8.2. Handling Errors When Restoring a Database

After determining what caused the problem, the next step is often to get the database up and running again as soon as possible. When using snapshots or command logs, this is done using the voltdb start command described in Section 3.6, “Restarting the Database”. However, in unusual cases, the restart itself may fail.

There are several situations where an attempt to recover a database — either from a snapshot or command logs — may fail. For example, restoring data from a snapshot to a schema where a unique index has been added can result in a constraint violation. In this case, the restore operation continues but any records that caused a constraint violation are saved to a CSV file.

Or when recovering command logs, the log may contain a transaction that originally succeeded but fails and raises an exception during playback. In this situation, VoltDB issues a fatal error and stops the database to avoid corrupting the contents.

Although protecting you from an incomplete recovery is the appropriate default behavior, there may be cases where you want to recover as much data as possible, with full knowledge that the resulting data set does not match the original. VoltDB provides two processes for performing partial recoveries in case of failure:

  • Logging constraint violations during snapshot restore

  • Performing command log recovery in safe mode

The following sections describe these procedures.

Warning

It is critically important to recognize that the techniques described in this section do not produce a complete copy of the original database or resolve the underlying problem that caused the initial recovery to fail. These techniques should never be attempted without careful consideration and full knowledge and acceptance of the risks associated with partial data recovery.

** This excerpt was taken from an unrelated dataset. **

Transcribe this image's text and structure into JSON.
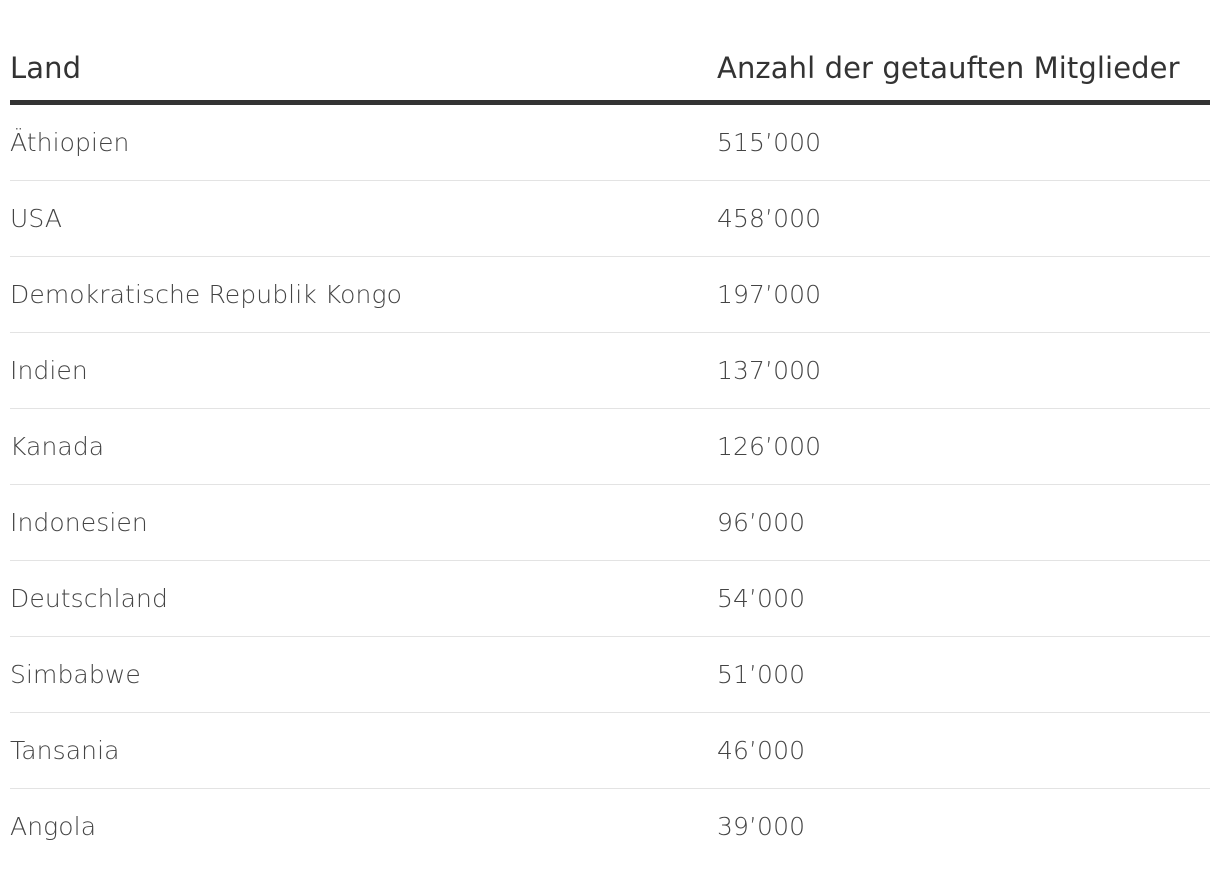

8.2.1. Logging Constraint Violations

There are several situations that can cause a snapshot restore to fail because of constraint violations. Rather than have the operation fail as a whole, VoltDB continues with the restore process and logs the constraint violations to a file instead. This way you can review the tuples that were excluded and decide whether to ignore or replace their content manually after the restore completes.

By default, the constraint violations are logged to one or more files (one per table) in the same directory as the snapshot files. In a cluster, each node logs the violations that occur on that node. If you know there are going to constraint violations and want to save the logged constraints to a different location, you can use a special JSON form of the @SnapshotRestore system procedure. You specify the path of the log files in a JSON attribute, duplicatePaths. For example, the following commands perform a restore of snapshot files in the directory /var/voltdb/snapshots/ with the unique identifier myDB. The restore operation logs constraint violations to the directory /var/voltdb/logs.

$ sqlcmd
1> exec @SnapshotRestore '{ "path":"/var/voltdb/snapshots/", 
                            "nonce":"myDB", 
                            "duplicatesPath":"/var/voltdb/logs/" }';
2> exit

Constraint violations are logged as needed, one file per table, to CSV files with the name {table}-duplicates-{timestamp}.csv.

8.2.2. Safe Mode Recovery

On rare occasions, recovering a database from command logs may fail. This can happen, for example, if a stored procedure introduces non-deterministic content. If a recovery fails, the specific error is known. However, there is no way for VoltDB to know the root cause or how to continue. Therefore, the recovery fails and the database stops.

When this happens, VoltDB logs the last successful transaction before the recovery failed. You can then ask VoltDB to restart up to but not including the failing transaction by performing a recovery in safe mode.

You request safe mode by adding the --safemode switch to the voltdb start command, like so:

$ voltdb start --safemode --dir=~/mydb

When VoltDB recovers from command logs in safe mode it enables two distinct behaviors:

  • Snapshots are restored, logging any constraint violations

  • Command logs are replayed up to the last valid transaction

This means that if you are recovering using an automated snapshot (rather than command logs), you can recover some data even if there are constraint violations during the snapshot restore. Also, when recovering from command logs, VoltDB will ignore constraint violations in the command log snapshot and replay all transactions that succeeded in the previous attempt.

It is important to note that to successfully use safe mode with command logs, you must perform a regular recovery operation first — and have it fail — so that VoltDB can determine the last valid transaction. Also, if the snapshot and the command logs contain both constraint violations and failed transactions, you may need to run recovery in safe mode twice to recover as much data as possible. Once to complete restoration of the snapshot, then a second time to recover the command logs up to a point before the failed transaction.